Deuteronomy 21-23
So you shall purge the evil from your midst…
Deuteronomy 21:21b
This is an oft-repeated refrain in Deuteronomy. (See Dt. 13:5; 17:7,12; 19:19; 21:21; 22:21,24; 24:7; as well as 1 Corinthians 5:13.) Maybe we should pay attention.
It would be easy for us to get side-tracked here (again!) by our own discomfort over these statements. We think that God should be “nicer” to the guilty parties. Or we perceive some disconnect between the LORD here and the God that Jesus calls “Abba”. But let me again just say that God does not change, and if we feel like He is somehow in the wrong, the problem lies somewhere on our side, not His.

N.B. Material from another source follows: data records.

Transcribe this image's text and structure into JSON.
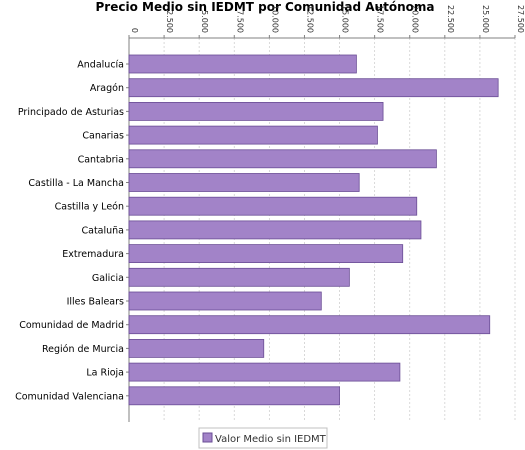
{
  "chart_data": {
    "type": "bar",
    "orientation": "horizontal",
    "title": "Precio Medio sin IEDMT por Comunidad Autónoma",
    "xlabel": "",
    "ylabel": "",
    "xlim": [
      0,
      27500
    ],
    "x_ticks": [
      0,
      2500,
      5000,
      7500,
      10000,
      12500,
      15000,
      17500,
      20000,
      22500,
      25000,
      27500
    ],
    "x_tick_labels": [
      "0",
      "2.500",
      "5.000",
      "7.500",
      "10.000",
      "12.500",
      "15.000",
      "17.500",
      "20.000",
      "22.500",
      "25.000",
      "27.500"
    ],
    "x_axis_position": "top",
    "grid": true,
    "categories": [
      "Andalucía",
      "Aragón",
      "Principado de Asturias",
      "Canarias",
      "Cantabria",
      "Castilla - La Mancha",
      "Castilla y León",
      "Cataluña",
      "Extremadura",
      "Galicia",
      "Illes Balears",
      "Comunidad de Madrid",
      "Región de Murcia",
      "La Rioja",
      "Comunidad Valenciana"
    ],
    "series": [
      {
        "name": "Valor Medio sin IEDMT",
        "color": "#a283c8",
        "values": [
          16200,
          26300,
          18100,
          17700,
          21900,
          16400,
          20500,
          20800,
          19500,
          15700,
          13700,
          25700,
          9600,
          19300,
          15000
        ]
      }
    ],
    "legend_position": "bottom"
  },
  "colors": {
    "bar_fill": "#a283c8",
    "bar_stroke": "#6a4d95",
    "grid": "#d0d0d0",
    "axis": "#808080"
  }
}
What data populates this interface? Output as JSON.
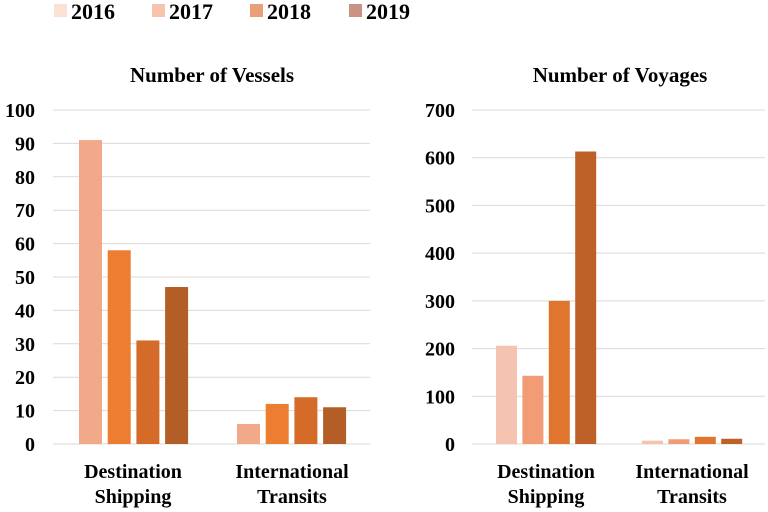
{
  "legend": {
    "items": [
      {
        "label": "2016",
        "color": "#fbe0d6"
      },
      {
        "label": "2017",
        "color": "#f7c3ad"
      },
      {
        "label": "2018",
        "color": "#e9a07a"
      },
      {
        "label": "2019",
        "color": "#c99283"
      }
    ]
  },
  "chart_data": [
    {
      "type": "bar",
      "title": "Number of Vessels",
      "categories": [
        "Destination Shipping",
        "International Transits"
      ],
      "category_lines": [
        [
          "Destination",
          "Shipping"
        ],
        [
          "International",
          "Transits"
        ]
      ],
      "ylim": [
        0,
        100
      ],
      "yticks": [
        0,
        10,
        20,
        30,
        40,
        50,
        60,
        70,
        80,
        90,
        100
      ],
      "grid": true,
      "bar_colors": [
        "#f2a98a",
        "#ed7d31",
        "#d46b28",
        "#b35e27"
      ],
      "series": [
        {
          "name": "2016",
          "values": [
            91,
            6
          ]
        },
        {
          "name": "2017",
          "values": [
            58,
            12
          ]
        },
        {
          "name": "2018",
          "values": [
            31,
            14
          ]
        },
        {
          "name": "2019",
          "values": [
            47,
            11
          ]
        }
      ]
    },
    {
      "type": "bar",
      "title": "Number of Voyages",
      "categories": [
        "Destination Shipping",
        "International Transits"
      ],
      "category_lines": [
        [
          "Destination",
          "Shipping"
        ],
        [
          "International",
          "Transits"
        ]
      ],
      "ylim": [
        0,
        700
      ],
      "yticks": [
        0,
        100,
        200,
        300,
        400,
        500,
        600,
        700
      ],
      "grid": true,
      "bar_colors": [
        "#f5c4b0",
        "#f29c76",
        "#e07530",
        "#bd6128"
      ],
      "series": [
        {
          "name": "2016",
          "values": [
            206,
            7
          ]
        },
        {
          "name": "2017",
          "values": [
            143,
            10
          ]
        },
        {
          "name": "2018",
          "values": [
            300,
            15
          ]
        },
        {
          "name": "2019",
          "values": [
            613,
            11
          ]
        }
      ]
    }
  ]
}
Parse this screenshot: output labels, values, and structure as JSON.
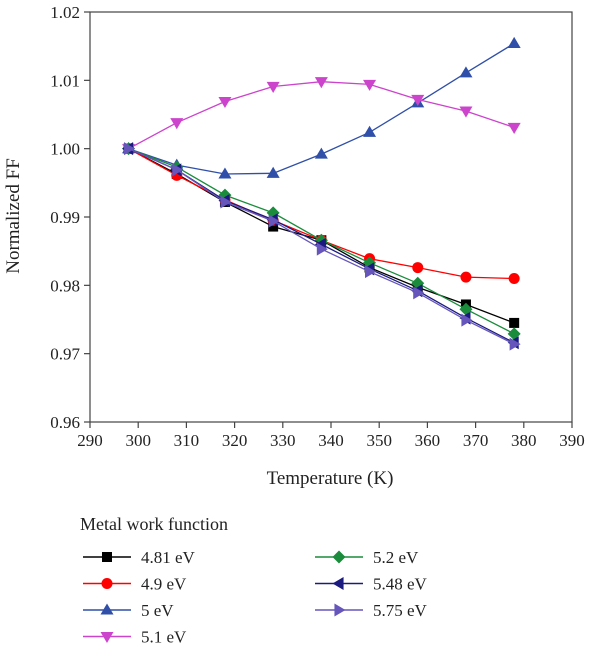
{
  "chart_data": {
    "type": "line",
    "title": "",
    "xlabel": "Temperature (K)",
    "ylabel": "Normalized FF",
    "xlim": [
      290,
      390
    ],
    "ylim": [
      0.96,
      1.02
    ],
    "x_ticks": [
      "290",
      "300",
      "310",
      "320",
      "330",
      "340",
      "350",
      "360",
      "370",
      "380",
      "390"
    ],
    "y_ticks": [
      "0.96",
      "0.97",
      "0.98",
      "0.99",
      "1.00",
      "1.01",
      "1.02"
    ],
    "grid": false,
    "legend_title": "Metal work function",
    "legend_position": "bottom",
    "x": [
      298,
      308,
      318,
      328,
      338,
      348,
      358,
      368,
      378
    ],
    "series": [
      {
        "name": "4.81 eV",
        "color": "#000000",
        "marker": "square",
        "values": [
          1.0,
          0.9963,
          0.9922,
          0.9886,
          0.9866,
          0.9826,
          0.9797,
          0.9772,
          0.9745
        ]
      },
      {
        "name": "4.9 eV",
        "color": "#ff0000",
        "marker": "circle",
        "values": [
          1.0,
          0.9961,
          0.9925,
          0.9895,
          0.9866,
          0.9839,
          0.9826,
          0.9812,
          0.981
        ]
      },
      {
        "name": "5 eV",
        "color": "#2f4fa8",
        "marker": "triangle-up",
        "values": [
          1.0,
          0.9976,
          0.9963,
          0.9964,
          0.9992,
          1.0024,
          1.0067,
          1.0111,
          1.0154
        ]
      },
      {
        "name": "5.1 eV",
        "color": "#cc44cc",
        "marker": "triangle-down",
        "values": [
          1.0,
          1.0038,
          1.0069,
          1.0091,
          1.0098,
          1.0094,
          1.0072,
          1.0055,
          1.0031
        ]
      },
      {
        "name": "5.2 eV",
        "color": "#1a8c3c",
        "marker": "diamond",
        "values": [
          1.0,
          0.9973,
          0.9932,
          0.9906,
          0.9866,
          0.9833,
          0.9803,
          0.9765,
          0.9729
        ]
      },
      {
        "name": "5.48 eV",
        "color": "#1a1a80",
        "marker": "triangle-left",
        "values": [
          1.0,
          0.9969,
          0.9924,
          0.9896,
          0.986,
          0.9824,
          0.9792,
          0.9752,
          0.9716
        ]
      },
      {
        "name": "5.75 eV",
        "color": "#6655bb",
        "marker": "triangle-right",
        "values": [
          1.0,
          0.9969,
          0.9922,
          0.9894,
          0.9853,
          0.982,
          0.9789,
          0.9749,
          0.9714
        ]
      }
    ]
  }
}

My guess is that for most of us the real problem is that we do not take sin seriously — at least, not nearly as seriously as God does. Nor do we understand what constitutes life. Life is not mere existence. Life is relationship with God. So when we say that sin should be ignored or treated lightly, what we’re really saying is that we think sin is no big deal — and that our life with God is no big deal, either. So let’s be clear: Sin breaks our relationship with God; it destroys our life; so God hates sin.
So you shall purge the evil from your midst…
The lesson for us here is not that we should go on witch hunts, killing anyone guilty of anything. (We would all be dead!) The lesson is that we should be ruthless in our treatment of our own sin. We are not to tolerate sin within ourselves. We are to kill it. But we tend to treat the Cross of Christ as a mere “get out of jail free card”. We see the Crucifixion as merely taking our penalty — which then just enables us to keep on sinning, penalty free. That is not the Gospel. That is ludicrous! As Saint Paul explains in Romans 6, we have been crucified with Christ, and so Paul rhetorically asks, “How can we who died to sin still live in it?” (See also Romans 8:13 and Colossians 3:5.)
Let’s start treating sin — our own sin — that thing we cozy right up to — as the disgusting, horrendous abomination that it is and let God nail it to the Cross.
So you shall purge the evil from your midst…
Amen, John!
Thank you, John, for pointing out once again the seriousness of sin. As we read the laws in these chapters, it behooves us well to take stock of ourselves and our own thoughts, words, and deeds.
Meanwhile, “… for anyone who is hung [on a tree] is cursed in the sight of God…” (Deuteronomy 21:23 NLT). As I read this verse, I was overcome by the thought of what Jesus suffered for us. His physical suffering compounded by the fact that God cursed him in his death is also not to be taken lightly. How grateful I am for my Lord’s sacrifice for me!